Cruelty in matrimonial case can be of infinite variety – it may be subtle or even brutal and may be by gestures and word. That possible explains why Lord Denning in Sheldon v. Sheldon held that categories of cruelty in matrimonial case are never closed. 21. This Court is reminded of what was said by Lord Reid in Gollins v. Gollins about judging cruelty in matrimonial cases. The pertinent observations are (AC p.660) “.. In matrimonial cases we are not concerned with the reasonable man as we are in cases of negligence. We are dealing with this man and this woman and the fewer a priori assumptions we make about them the better. In cruelty cases one can hardly ever even start with a presumption that the parties are reasonable people, because it is hard to imagine any cruelty case ever arising if both the spouses think and behave as reasonable people.” 22. “About the changing perception of cruelty in matrimonial cases, this Court observed in Shobha Rani v.

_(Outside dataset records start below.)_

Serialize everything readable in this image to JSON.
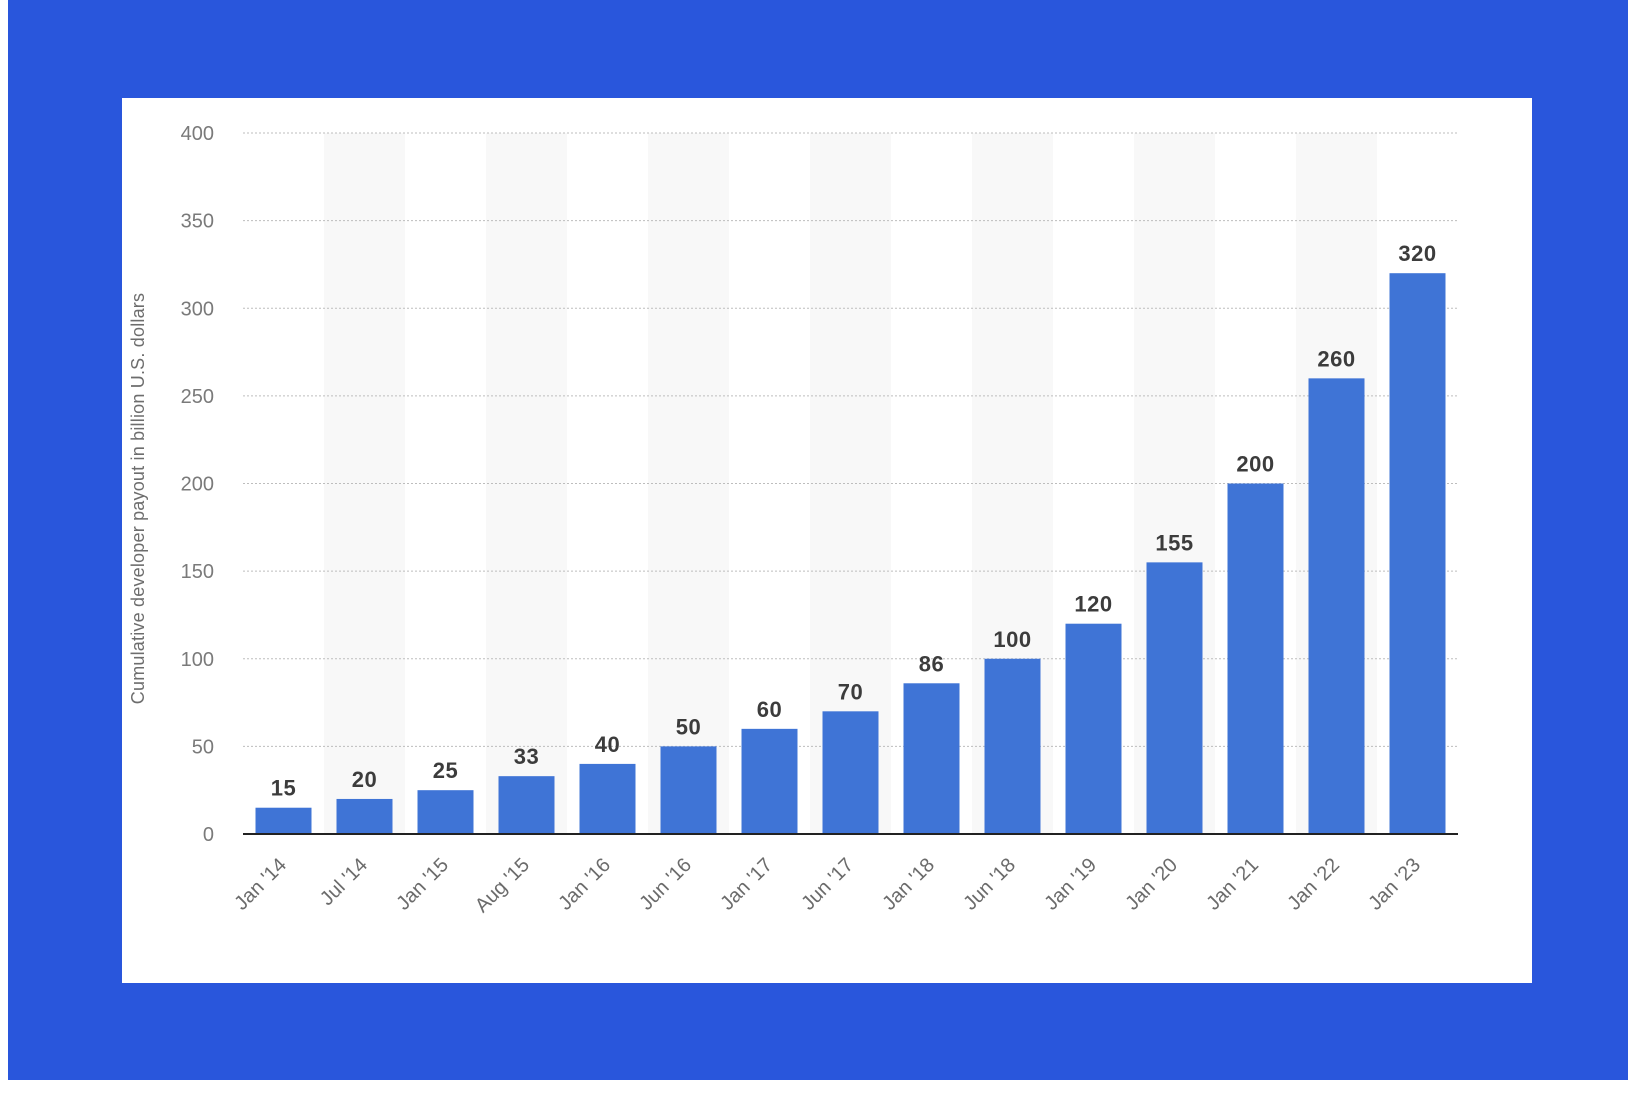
{
  "chart_data": {
    "type": "bar",
    "title": "",
    "xlabel": "",
    "ylabel": "Cumulative developer payout in billion U.S. dollars",
    "categories": [
      "Jan '14",
      "Jul '14",
      "Jan '15",
      "Aug '15",
      "Jan '16",
      "Jun '16",
      "Jan '17",
      "Jun '17",
      "Jan '18",
      "Jun '18",
      "Jan '19",
      "Jan '20",
      "Jan '21",
      "Jan '22",
      "Jan '23"
    ],
    "values": [
      15,
      20,
      25,
      33,
      40,
      50,
      60,
      70,
      86,
      100,
      120,
      155,
      200,
      260,
      320
    ],
    "ylim": [
      0,
      400
    ],
    "yticks": [
      0,
      50,
      100,
      150,
      200,
      250,
      300,
      350,
      400
    ],
    "grid": true,
    "colors": {
      "frame": "#2956dc",
      "bar": "#3f74d6",
      "band": "#f8f8f8",
      "grid": "#bdbdbd",
      "axis": "#222222"
    }
  }
}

Madhukar Reddi at AIR p. 123, para 5 of the report: (SCC p.108, para 5) “5. It will be necessary to bear in mind that there has been (a) marked change in the life around us. In matrimonial duties and responsibilities in particular, we find a sea change. They are of varying degrees from house to house or person to person. Therefore, when a spouse makes complaint about the treatment of cruelty by the partner in life or relations, the court should not search for standard in life. A set of facts stigmatized as cruelty in one case may not be so in another case. The cruelty alleged may largely depend upon the type of life the parties are accustomed to or their economic and social conditions. It may also depend upon their culture and human values to which they attach importance. We, the Judges and lawyers, therefore, should not import our own notions of life. We may not go in parallel with them. There may be a generation gap between us and the parties.” 12. In view of the discussion and analysis made herein above, there is no merit in the appeal and the same is dismissed. Pending application(s), if any, also stand disposed of. No costs.